And the world of comics has responded eagerly to the call. Be careful, because the list of news is extensive and can attend to any taste, philia or phobia. Serve this list as a quick tour of the wide diversity of the offer that reaches bookstores these days.
For starters, nothing better than setting the bar high with a masterpiece: La pista Atlántica, by Miguel Calatayud (Desfiladero), which recovers the adventures of detective Gili Lacosta in a careful comprehensive edition. A recital with a clear line of rabid modernity that remains pure avant-garde forty years after its original publication. Black genre bathed in luminous Mediterraneanness, which already warned of the dangers of the use and abuse of nature while Calatayud dazzles in impossible and baroque compositions. A true jewel of the ninth art. And without leaving the black genre and the clear line, do not miss Atom Agency. The jewels of the Begum, by Yann and Schwartz (New Nine, translation by Lorenzo Díaz), a tribute paid to the great Yves Chaland that takes us to those adorable and naive stories from the 70s, heirs of Franquin and Tillieux in that visual dynamism so outrageous as elegant.
If what you are looking for is a more literary story, pay attention to the new edition of Tamara Drewe, by Posy Simmonds (Salamandra Graphic, translation by Regina López). A corrosive critique of modern society through a devastating critique of the most elite intelligentsia, unable to escape the torrents of low passions in the days of WhatsApp. Although if you want a more intimate story, perhaps your best option is Oleg, by Frederick Peeters (Astiberri, translation by Lucía Bermúdez), a natural continuation of that remembered Blue Pills with which we met this author. Reflection on the inspiration tinged again by the drama of the disease, but which Peeters knows how to lead perfectly on the path of his demystifying and suggestive gaze. A personal look that we also find in Temporada de peocotones, by Alba Flores and Ángel Abellán (Andana Editorial), brand new III València Prize for Graphic Novels that delves into the search for the little happiness of each day, hidden among the routines of a factory , between the daily routine of a conversation between friends.

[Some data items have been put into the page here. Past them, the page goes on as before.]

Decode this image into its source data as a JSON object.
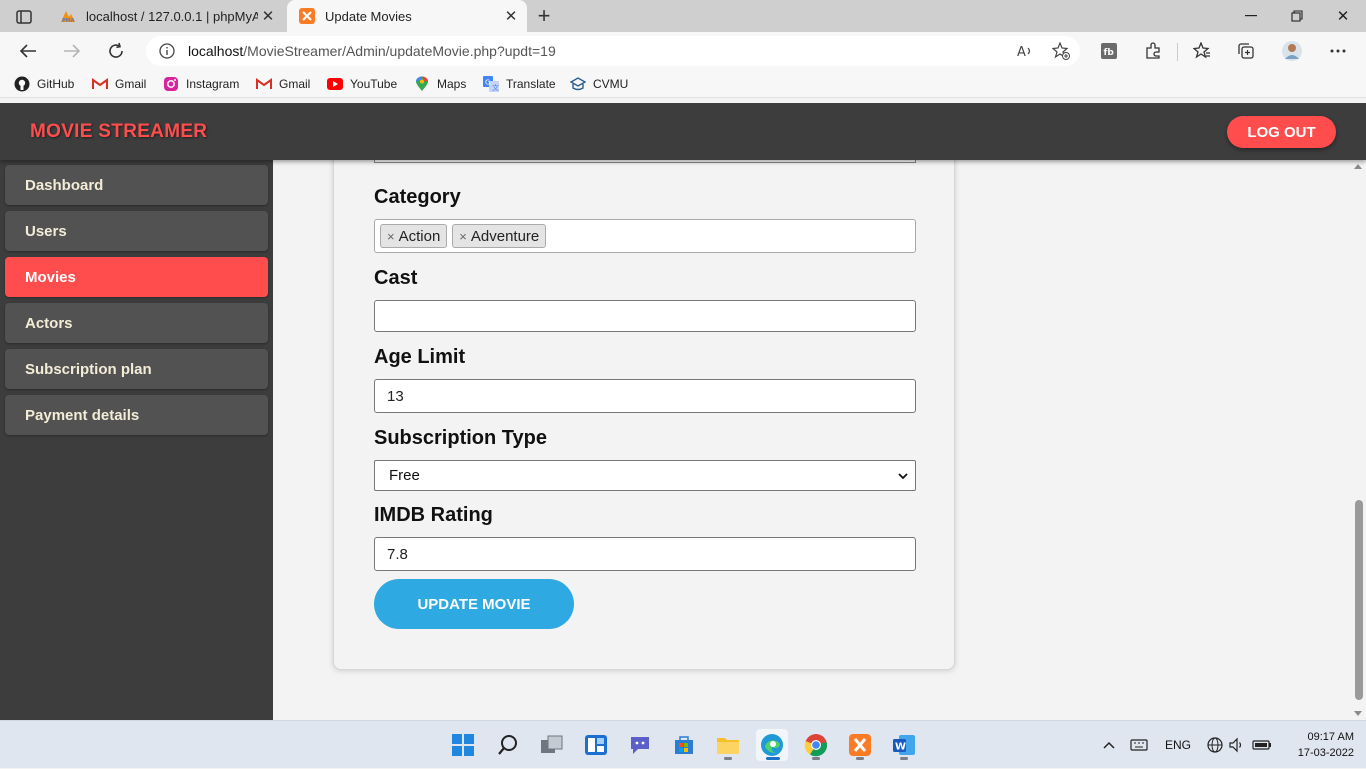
{
  "browser": {
    "tabs": [
      {
        "title": "localhost / 127.0.0.1 | phpMyAdmin"
      },
      {
        "title": "Update Movies"
      }
    ],
    "address": {
      "host": "localhost",
      "path": "/MovieStreamer/Admin/updateMovie.php?updt=19"
    },
    "bookmarks": [
      {
        "label": "GitHub"
      },
      {
        "label": "Gmail"
      },
      {
        "label": "Instagram"
      },
      {
        "label": "Gmail"
      },
      {
        "label": "YouTube"
      },
      {
        "label": "Maps"
      },
      {
        "label": "Translate"
      },
      {
        "label": "CVMU"
      }
    ]
  },
  "header": {
    "brand": "MOVIE STREAMER",
    "logout_label": "LOG OUT"
  },
  "sidebar": {
    "items": [
      {
        "label": "Dashboard"
      },
      {
        "label": "Users"
      },
      {
        "label": "Movies"
      },
      {
        "label": "Actors"
      },
      {
        "label": "Subscription plan"
      },
      {
        "label": "Payment details"
      }
    ],
    "active_index": 2
  },
  "form": {
    "category": {
      "label": "Category",
      "tags": [
        "Action",
        "Adventure"
      ],
      "remove_glyph": "×"
    },
    "cast": {
      "label": "Cast",
      "value": ""
    },
    "age_limit": {
      "label": "Age Limit",
      "value": "13"
    },
    "subscription_type": {
      "label": "Subscription Type",
      "selected": "Free"
    },
    "imdb_rating": {
      "label": "IMDB Rating",
      "value": "7.8"
    },
    "submit_label": "UPDATE MOVIE"
  },
  "taskbar": {
    "language": "ENG",
    "time": "09:17 AM",
    "date": "17-03-2022"
  },
  "colors": {
    "accent": "#ff4d4d",
    "header_bg": "#3d3d3d",
    "nav_item_bg": "#525252",
    "button_blue": "#2fa9e1"
  }
}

Also very personal is the vision that María Herreros presents in Georgia O’Keeffe (Astiberri / Museo Thyssen Bornemisza), a journey through the biography of the famous artist that the Valencian cartoonist transforms into a brilliant and lively dialogue between two styles, which intersect and they feed each other, creating a discourse that exceeds the scope of personal semblance to become a reflection on artistic freedom from learning and admiration. An indispensable work. From the most intimate entrails also comes La Adoption, by Zidrou and Monin (Saludarte, translation by Olga Orozco), a story about overcoming prejudices, fears and differences that unleashes the adoption of little Qinaya, which necessarily forces the debate on the society we are building.
And don’t forget the little ones: La tribe Chatarra, by Fermín Solís (Beascoa) is a delicious rewriting of the superhero genre from the most overflowing and hooligan imagination. Impossible not to be swept up in this hilarious adventure!
Eddie is an Australian news reporter with over 9 years in the industry and has published on Forbes and tech crunch.